3. Complex Integration

  • Connecting Systems: Making AI, ADB (Android Debug Bridge), and middleware work smoothly requires a well-designed system.
  • Errors: If AI misunderstands something, it could send the wrong or even unsafe commands. Safety checks are needed.

4. Limited Knowledge of Android

  • Understanding Android Automation: The AI may need extra training to work well with Android tasks.
  • Unpredictable Issues: Some devices may behave differently, and the AI might not know how to handle them.

Conclusion

What started as a simple hobby project has evolved into an exciting exploration of the intersection between AI and Android automation. ADB Bot not only showcases the power of local LLMs like Qwen 2.5 3B but also opens doors to new possibilities in intelligent device control.
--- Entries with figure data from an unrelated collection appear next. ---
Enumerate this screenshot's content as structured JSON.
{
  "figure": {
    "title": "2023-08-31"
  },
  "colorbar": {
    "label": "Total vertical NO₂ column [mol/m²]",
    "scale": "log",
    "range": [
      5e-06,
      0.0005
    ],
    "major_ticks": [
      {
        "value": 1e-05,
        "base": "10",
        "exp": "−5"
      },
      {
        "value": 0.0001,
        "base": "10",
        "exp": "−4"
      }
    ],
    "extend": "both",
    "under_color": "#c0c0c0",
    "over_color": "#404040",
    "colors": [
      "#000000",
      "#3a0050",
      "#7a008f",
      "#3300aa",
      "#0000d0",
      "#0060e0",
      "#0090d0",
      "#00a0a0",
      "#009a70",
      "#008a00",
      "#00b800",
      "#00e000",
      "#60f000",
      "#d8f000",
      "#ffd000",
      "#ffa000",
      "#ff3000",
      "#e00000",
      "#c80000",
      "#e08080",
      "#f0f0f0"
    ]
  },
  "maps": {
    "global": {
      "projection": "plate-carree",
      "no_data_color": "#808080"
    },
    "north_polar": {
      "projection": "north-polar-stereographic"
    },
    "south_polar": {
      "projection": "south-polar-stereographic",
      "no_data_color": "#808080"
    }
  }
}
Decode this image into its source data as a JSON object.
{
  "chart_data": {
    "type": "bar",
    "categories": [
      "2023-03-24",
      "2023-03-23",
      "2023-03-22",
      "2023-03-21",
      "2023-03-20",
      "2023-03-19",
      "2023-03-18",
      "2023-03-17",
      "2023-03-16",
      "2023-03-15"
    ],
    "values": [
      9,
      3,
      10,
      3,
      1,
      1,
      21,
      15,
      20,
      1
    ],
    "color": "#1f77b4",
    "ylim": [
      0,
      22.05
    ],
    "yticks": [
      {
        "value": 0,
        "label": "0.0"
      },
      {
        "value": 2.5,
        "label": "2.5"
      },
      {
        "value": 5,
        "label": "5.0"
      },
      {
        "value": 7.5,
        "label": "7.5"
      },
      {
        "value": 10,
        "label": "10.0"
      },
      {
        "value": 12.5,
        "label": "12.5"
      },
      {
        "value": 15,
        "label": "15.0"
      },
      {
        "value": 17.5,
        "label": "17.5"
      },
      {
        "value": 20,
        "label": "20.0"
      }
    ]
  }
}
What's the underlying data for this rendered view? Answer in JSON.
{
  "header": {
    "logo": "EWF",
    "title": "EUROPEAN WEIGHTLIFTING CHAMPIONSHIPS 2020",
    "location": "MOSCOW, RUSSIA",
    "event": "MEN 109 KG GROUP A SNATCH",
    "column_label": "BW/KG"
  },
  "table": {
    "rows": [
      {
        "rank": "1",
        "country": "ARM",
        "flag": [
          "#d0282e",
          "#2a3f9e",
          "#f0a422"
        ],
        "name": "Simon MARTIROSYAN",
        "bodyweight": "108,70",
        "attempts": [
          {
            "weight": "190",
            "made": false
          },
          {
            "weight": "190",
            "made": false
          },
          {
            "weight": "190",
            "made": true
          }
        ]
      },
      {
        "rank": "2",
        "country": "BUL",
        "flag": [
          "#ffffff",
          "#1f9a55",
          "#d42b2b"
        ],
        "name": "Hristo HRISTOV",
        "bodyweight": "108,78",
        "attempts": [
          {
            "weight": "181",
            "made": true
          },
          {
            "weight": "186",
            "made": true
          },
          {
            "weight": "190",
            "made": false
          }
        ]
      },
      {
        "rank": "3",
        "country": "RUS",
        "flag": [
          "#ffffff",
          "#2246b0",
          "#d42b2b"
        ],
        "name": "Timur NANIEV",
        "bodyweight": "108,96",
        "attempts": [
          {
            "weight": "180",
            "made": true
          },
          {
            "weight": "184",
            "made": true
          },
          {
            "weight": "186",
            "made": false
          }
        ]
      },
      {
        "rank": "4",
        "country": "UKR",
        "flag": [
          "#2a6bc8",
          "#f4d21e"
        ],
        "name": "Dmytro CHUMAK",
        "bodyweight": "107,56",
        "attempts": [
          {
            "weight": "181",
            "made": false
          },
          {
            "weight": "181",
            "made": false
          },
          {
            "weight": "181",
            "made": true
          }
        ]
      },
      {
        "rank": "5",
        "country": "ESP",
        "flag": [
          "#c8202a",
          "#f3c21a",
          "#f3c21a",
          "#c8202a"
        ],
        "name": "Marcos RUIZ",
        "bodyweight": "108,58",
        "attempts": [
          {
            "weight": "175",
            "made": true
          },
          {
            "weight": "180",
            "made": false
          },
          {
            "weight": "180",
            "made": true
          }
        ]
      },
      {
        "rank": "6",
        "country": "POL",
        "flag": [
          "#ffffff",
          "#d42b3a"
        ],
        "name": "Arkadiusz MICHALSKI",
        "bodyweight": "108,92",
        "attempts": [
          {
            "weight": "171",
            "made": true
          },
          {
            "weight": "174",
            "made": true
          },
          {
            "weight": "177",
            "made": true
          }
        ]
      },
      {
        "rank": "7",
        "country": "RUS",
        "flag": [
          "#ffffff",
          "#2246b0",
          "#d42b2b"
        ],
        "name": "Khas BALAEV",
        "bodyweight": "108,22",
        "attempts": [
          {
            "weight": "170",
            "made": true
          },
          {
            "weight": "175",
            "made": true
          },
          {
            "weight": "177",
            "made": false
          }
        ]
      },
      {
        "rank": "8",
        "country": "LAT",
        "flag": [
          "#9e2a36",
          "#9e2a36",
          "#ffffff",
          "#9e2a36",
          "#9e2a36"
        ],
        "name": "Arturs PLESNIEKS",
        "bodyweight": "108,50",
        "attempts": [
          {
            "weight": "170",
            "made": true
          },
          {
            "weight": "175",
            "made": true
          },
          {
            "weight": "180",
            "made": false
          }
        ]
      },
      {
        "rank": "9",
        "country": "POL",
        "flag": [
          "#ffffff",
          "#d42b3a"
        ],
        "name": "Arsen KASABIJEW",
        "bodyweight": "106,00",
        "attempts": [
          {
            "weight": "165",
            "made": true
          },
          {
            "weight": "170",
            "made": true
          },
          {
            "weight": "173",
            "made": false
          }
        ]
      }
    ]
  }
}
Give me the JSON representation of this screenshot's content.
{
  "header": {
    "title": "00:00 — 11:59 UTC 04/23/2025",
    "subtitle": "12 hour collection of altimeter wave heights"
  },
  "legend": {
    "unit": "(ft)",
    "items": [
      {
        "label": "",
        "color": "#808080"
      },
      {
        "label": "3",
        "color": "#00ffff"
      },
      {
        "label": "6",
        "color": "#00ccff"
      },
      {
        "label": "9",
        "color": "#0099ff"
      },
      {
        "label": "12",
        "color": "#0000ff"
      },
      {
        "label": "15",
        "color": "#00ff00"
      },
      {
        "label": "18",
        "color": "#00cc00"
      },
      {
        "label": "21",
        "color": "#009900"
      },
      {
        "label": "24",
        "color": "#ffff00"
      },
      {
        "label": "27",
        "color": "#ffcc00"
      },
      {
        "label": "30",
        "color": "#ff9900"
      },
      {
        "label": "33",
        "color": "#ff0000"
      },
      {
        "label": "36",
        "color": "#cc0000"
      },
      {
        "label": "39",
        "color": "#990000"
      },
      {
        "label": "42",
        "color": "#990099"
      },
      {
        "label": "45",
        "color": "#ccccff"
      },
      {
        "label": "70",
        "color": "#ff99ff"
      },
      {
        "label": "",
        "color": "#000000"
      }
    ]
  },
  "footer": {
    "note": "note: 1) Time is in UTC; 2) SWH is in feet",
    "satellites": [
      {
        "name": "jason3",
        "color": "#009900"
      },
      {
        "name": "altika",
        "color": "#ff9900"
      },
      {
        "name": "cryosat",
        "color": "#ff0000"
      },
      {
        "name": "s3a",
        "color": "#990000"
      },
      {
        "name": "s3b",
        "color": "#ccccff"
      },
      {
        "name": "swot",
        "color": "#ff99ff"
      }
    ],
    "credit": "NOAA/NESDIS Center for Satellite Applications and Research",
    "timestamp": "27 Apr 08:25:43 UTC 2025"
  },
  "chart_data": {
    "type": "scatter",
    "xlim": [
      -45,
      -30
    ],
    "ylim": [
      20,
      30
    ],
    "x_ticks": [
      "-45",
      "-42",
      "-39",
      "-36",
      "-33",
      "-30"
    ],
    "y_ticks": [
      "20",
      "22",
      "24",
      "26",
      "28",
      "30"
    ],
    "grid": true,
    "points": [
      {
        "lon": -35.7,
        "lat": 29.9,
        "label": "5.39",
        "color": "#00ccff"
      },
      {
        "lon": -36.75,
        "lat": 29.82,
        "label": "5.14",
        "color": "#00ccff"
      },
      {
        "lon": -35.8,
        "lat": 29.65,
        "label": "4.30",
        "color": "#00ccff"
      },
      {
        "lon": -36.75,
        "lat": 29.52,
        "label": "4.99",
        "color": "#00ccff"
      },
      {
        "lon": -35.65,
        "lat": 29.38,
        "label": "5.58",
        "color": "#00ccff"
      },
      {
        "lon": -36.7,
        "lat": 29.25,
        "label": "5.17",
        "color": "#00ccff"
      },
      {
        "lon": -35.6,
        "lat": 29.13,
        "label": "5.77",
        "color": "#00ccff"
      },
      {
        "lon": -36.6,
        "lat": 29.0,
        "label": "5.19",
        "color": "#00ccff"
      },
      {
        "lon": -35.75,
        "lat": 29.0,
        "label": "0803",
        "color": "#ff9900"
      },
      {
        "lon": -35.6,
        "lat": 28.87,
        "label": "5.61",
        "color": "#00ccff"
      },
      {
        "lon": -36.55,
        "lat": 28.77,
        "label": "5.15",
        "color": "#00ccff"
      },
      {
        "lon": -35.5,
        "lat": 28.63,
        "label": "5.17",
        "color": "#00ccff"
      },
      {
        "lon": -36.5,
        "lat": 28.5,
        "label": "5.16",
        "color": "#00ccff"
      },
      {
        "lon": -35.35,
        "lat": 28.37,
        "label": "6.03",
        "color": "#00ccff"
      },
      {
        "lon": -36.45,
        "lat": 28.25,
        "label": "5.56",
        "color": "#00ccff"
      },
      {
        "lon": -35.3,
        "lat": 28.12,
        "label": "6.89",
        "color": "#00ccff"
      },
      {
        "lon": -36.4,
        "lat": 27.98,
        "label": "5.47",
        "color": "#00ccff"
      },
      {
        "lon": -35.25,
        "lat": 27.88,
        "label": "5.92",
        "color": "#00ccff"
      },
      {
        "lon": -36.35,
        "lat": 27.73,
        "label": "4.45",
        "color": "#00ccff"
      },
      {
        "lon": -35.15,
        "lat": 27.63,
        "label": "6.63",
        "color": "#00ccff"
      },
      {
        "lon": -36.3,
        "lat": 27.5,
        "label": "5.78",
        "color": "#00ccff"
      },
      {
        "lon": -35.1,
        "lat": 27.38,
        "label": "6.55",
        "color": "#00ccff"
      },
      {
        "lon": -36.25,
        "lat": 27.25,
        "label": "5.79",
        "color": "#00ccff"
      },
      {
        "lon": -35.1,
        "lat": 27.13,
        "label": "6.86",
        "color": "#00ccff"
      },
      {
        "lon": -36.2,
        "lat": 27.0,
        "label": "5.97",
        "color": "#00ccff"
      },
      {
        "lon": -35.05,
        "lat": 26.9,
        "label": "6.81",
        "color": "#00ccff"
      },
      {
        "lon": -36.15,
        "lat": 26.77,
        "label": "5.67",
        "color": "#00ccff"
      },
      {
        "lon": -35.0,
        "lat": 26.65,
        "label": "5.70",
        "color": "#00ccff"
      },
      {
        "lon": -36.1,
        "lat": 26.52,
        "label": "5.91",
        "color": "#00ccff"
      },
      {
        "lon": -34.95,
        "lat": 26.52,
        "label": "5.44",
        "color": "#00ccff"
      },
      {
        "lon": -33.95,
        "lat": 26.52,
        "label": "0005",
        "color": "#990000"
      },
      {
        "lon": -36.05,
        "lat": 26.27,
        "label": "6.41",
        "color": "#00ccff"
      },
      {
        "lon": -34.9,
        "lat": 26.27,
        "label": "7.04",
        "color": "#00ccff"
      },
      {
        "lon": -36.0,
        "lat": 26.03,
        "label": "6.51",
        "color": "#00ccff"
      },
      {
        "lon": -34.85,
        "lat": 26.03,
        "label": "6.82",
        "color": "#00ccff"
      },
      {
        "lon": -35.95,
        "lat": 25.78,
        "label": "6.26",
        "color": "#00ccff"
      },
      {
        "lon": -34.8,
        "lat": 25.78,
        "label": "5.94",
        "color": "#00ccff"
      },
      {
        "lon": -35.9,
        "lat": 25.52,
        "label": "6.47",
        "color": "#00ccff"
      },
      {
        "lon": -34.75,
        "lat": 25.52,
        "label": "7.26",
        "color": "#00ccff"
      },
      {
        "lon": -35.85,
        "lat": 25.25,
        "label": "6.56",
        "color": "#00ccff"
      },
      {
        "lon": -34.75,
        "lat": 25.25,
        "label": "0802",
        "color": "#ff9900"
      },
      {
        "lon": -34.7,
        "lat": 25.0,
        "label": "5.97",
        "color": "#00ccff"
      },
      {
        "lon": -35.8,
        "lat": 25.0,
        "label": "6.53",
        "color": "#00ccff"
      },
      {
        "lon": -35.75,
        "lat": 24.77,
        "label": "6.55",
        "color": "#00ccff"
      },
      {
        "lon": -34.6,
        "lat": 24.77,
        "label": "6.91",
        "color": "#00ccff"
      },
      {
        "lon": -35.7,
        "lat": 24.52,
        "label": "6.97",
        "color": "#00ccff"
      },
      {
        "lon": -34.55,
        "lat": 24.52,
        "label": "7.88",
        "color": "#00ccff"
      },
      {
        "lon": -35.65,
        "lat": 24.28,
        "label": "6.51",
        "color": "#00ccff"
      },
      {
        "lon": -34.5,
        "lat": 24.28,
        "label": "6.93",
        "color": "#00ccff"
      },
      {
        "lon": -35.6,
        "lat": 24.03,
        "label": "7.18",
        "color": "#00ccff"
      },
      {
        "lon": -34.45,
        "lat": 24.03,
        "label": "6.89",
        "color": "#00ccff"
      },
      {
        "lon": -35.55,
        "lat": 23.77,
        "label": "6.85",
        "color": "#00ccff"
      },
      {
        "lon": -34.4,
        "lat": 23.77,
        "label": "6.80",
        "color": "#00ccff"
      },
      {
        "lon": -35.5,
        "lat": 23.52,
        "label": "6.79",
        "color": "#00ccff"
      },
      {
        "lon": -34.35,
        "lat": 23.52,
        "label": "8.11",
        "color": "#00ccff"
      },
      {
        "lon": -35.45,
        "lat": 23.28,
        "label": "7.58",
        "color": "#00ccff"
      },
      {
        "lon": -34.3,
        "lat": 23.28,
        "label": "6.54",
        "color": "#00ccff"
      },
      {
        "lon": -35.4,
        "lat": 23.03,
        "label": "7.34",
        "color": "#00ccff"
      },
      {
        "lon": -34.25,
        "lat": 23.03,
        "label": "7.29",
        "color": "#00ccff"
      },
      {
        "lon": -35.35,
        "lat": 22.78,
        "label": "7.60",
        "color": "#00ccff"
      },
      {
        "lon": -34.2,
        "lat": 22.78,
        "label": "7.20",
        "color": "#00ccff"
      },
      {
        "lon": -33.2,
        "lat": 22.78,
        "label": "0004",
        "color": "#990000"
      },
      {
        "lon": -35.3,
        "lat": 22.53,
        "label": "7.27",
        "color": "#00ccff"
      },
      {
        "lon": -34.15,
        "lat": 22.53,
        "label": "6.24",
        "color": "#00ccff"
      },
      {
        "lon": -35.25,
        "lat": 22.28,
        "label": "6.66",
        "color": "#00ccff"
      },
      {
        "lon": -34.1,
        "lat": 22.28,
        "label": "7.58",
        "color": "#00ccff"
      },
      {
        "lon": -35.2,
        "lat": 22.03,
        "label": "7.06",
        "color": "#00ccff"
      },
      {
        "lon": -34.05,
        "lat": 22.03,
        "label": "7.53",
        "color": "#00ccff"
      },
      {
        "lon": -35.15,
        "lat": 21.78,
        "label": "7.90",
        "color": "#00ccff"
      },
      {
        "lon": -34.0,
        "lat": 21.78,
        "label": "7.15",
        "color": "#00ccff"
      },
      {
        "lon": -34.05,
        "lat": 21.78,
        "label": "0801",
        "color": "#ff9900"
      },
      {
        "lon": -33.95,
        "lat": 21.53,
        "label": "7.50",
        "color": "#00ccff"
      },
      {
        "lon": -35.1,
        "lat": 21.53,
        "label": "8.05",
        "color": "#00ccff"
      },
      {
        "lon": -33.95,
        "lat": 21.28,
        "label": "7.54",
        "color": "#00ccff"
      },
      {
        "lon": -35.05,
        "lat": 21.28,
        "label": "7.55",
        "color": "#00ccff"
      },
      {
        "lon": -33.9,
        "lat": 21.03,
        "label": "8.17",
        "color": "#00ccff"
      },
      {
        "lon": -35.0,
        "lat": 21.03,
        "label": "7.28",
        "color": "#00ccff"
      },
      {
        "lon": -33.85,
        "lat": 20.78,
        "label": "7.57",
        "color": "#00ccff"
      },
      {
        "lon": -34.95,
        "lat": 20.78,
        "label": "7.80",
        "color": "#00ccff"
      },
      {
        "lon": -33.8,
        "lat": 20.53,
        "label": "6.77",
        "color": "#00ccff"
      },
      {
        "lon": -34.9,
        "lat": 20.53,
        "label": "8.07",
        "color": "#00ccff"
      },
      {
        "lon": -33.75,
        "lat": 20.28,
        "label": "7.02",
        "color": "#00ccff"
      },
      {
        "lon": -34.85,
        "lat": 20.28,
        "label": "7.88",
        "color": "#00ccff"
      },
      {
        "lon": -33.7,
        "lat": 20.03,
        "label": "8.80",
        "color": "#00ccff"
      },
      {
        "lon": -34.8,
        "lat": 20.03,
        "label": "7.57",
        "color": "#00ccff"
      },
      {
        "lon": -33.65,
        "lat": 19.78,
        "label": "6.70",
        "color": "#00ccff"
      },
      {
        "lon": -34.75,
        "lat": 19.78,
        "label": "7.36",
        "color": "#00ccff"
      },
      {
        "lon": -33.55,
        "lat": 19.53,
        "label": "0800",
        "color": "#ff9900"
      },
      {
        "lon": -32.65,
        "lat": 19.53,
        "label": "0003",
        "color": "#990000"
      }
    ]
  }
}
As I dive deeper, I realize this approach could revolutionize mobile automation — enabling smarter workflows, hands-free interactions, and even adaptive UI modifications. With privacy, flexibility, and expandability at its core, this is just the beginning of what AI-powered automation can achieve.

Building a truly scalable solution is a long journey, requiring continuous refinement, optimization, and adaptability. However, this is the crucial first step toward a future where AI-driven automation seamlessly integrates into our daily mobile experiences.